The science comes easier. Walton set up an integration team, which, once it had a couple of deals under its belt, created a playbook of processes for the preclose period, the day of closing, and the 100 days thereafter. It lays out procedures for transitions in leadership, business processes, computer systems, and sales. The performance of each acquisition is tracked for six quarters to make sure it makes steady progress. Walton uses Six Sigma techniques to constantly improve the process. "This is a best practice," says Robert F. Bruner, dean of the Darden Graduate School of Business Administration at the University of Virginia. "You learn from every deal, record what you learn, and disseminate. Then on successive deals you do better."


The art, for EMC, is keeping people happy and engaged. As soon as a deal is done, Walton's team and the leaders of the acquired company customize a plan for integrating into EMC. Usually after several months, the company is folded in with other acquisitions to create new business units, though VMware continues to be run independently. To help the former CEOs thrive in a new organization, Walton assigns an executive mentor to each of them. He also conducts cultural awareness sessions with the employees of the acquired companies. "I'm the Kofi Annan of EMC," he jokes.
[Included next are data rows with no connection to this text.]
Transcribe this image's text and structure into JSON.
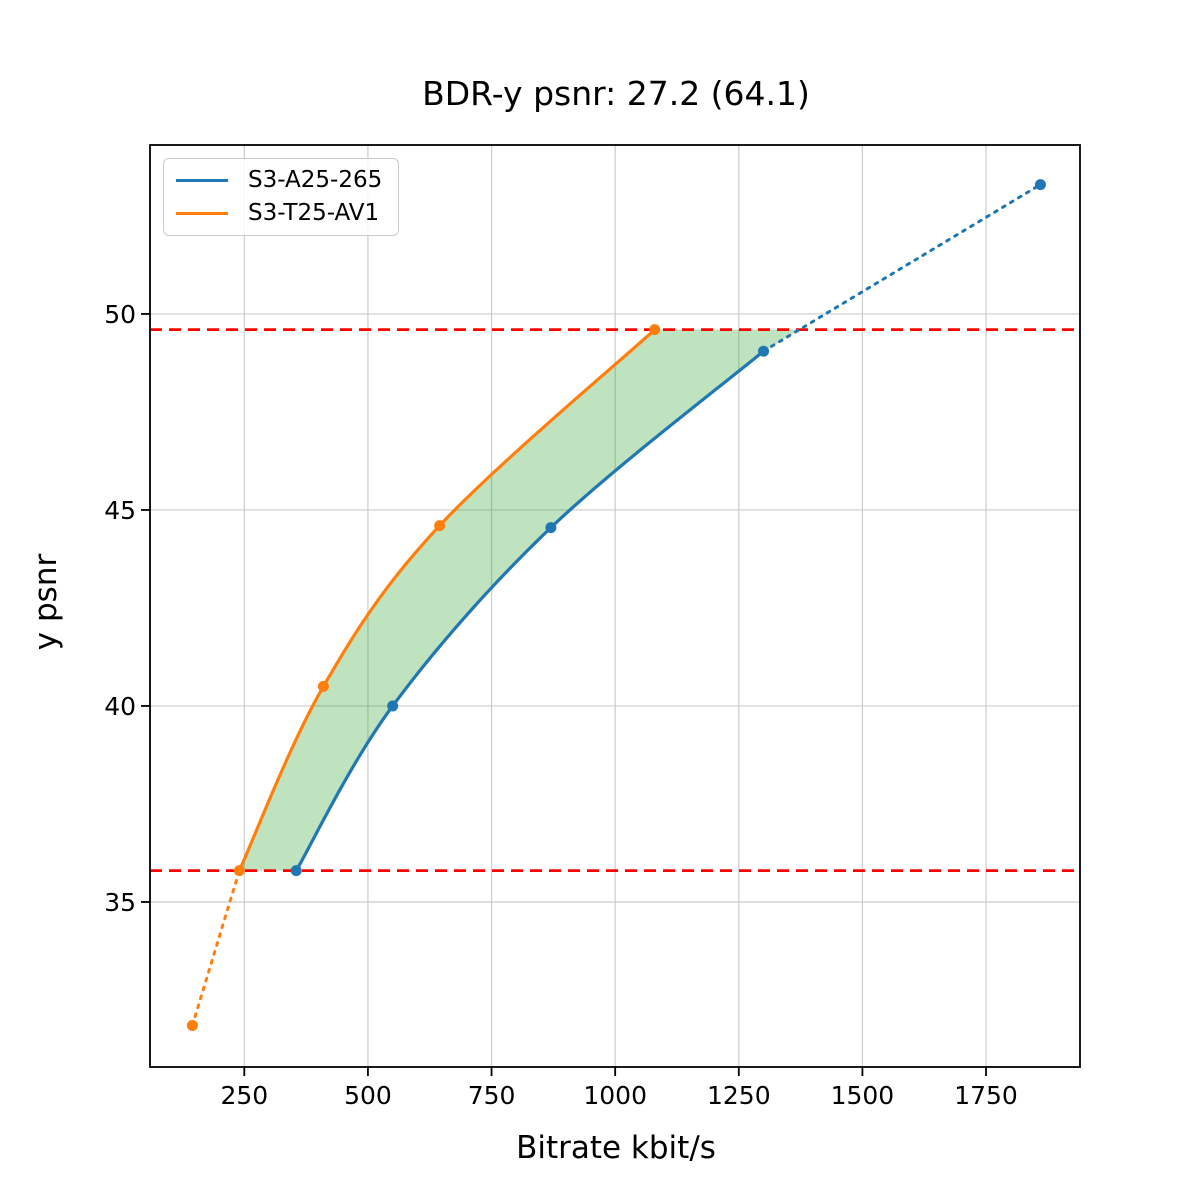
{
  "title": "BDR-y psnr: 27.2 (64.1)",
  "axes": {
    "xlabel": "Bitrate kbit/s",
    "ylabel": "y psnr"
  },
  "legend": {
    "position": "upper left",
    "items": [
      {
        "label": "S3-A25-265",
        "color": "#1f77b4"
      },
      {
        "label": "S3-T25-AV1",
        "color": "#ff7f0e"
      }
    ]
  },
  "chart_data": {
    "type": "line",
    "title": "BDR-y psnr: 27.2 (64.1)",
    "xlabel": "Bitrate kbit/s",
    "ylabel": "y psnr",
    "xlim": [
      59.3,
      1940
    ],
    "ylim": [
      30.79,
      54.31
    ],
    "xticks": [
      250,
      500,
      750,
      1000,
      1250,
      1500,
      1750
    ],
    "yticks": [
      35,
      40,
      45,
      50
    ],
    "grid": true,
    "grid_color": "#cccccc",
    "spine_color": "#000000",
    "legend_position": "upper left",
    "series": [
      {
        "name": "S3-A25-265",
        "color": "#1f77b4",
        "x": [
          355,
          550,
          870,
          1300,
          1860
        ],
        "y": [
          35.8,
          40.0,
          44.55,
          49.05,
          53.3
        ],
        "solid_idx": [
          0,
          3
        ],
        "dotted_idx": [
          [
            3,
            4
          ]
        ],
        "marker": "circle"
      },
      {
        "name": "S3-T25-AV1",
        "color": "#ff7f0e",
        "x": [
          145,
          240,
          410,
          645,
          1080
        ],
        "y": [
          31.85,
          35.8,
          40.5,
          44.6,
          49.6
        ],
        "solid_idx": [
          1,
          4
        ],
        "dotted_idx": [
          [
            0,
            1
          ]
        ],
        "marker": "circle"
      }
    ],
    "hlines": [
      {
        "y": 35.8,
        "color": "#ff0000",
        "style": "dashed"
      },
      {
        "y": 49.6,
        "color": "#ff0000",
        "style": "dashed"
      }
    ],
    "shaded_region": {
      "description": "BD-rate area between the two curves",
      "color": "#2ca02c",
      "opacity": 0.3,
      "y_from": 35.8,
      "y_to": 49.6,
      "left_series": "S3-T25-AV1",
      "right_series": "S3-A25-265"
    }
  }
}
It helps that the newcomers get opportunities they never would have had if they hadn't sold their companies. Take Larry A. Zulch, former CEO of Dantz Development Corp., which was a $20 million-a-year maker of data-backup software for smaller businesses when EMC bought it in late 2004. Within weeks, Zulch was asked to craft an EMC-wide strategy for the entire small- and medium-size business market. He proposed a full array of hardware and software for this segment. Tucci gave him a quick go-ahead. Within 10 months, he drew products from five other EMC business units, and last February he launched EMC's Insignia line -- whose sales are off to a promising start.

Insignia is just one of many seeds Tucci has planted. Often, the software companies he buys are so young that they have scant revenues. (One had just $1 million in annual sales.) The idea is that once their products are combined with other EMC software in substantial packages that get marketing help from the company's 2,000-strong sales force, revenues will grow rapidly. Even Documentum, which had $300 million in annual revenues, has benefited from EMC's brawn. Its customer roster has doubled since its acquisition, and revenues have grown 60%.

If Tucci appears to have figured out how to get tech M&A right, he has yet to see that success heralded by investors. Like most other technology stocks, the company's shares have languished since 2003, rising but 5%. UBS (UBS ) analyst Ben Reitzes believes VMware alone could be worth more than $6 billion in a public offering -- roughly 10 times what EMC paid for it. But when Reitzes raised the issue at an analyst conference on June 7, Tucci abruptly closed the discussion. "It's not a great idea to say: 'Here are my best assets. I'll get rid of them,"' Tucci told the crowd. Asked if she'd like to see the company spun off with an IPO, VMware President Diane Greene diplomatically ducked the question. "It's up to Joe," she said, shrugging. For now, Joe says no. But if EMC stock continues to stagnate, Tucci may be forced to make up a new playbook.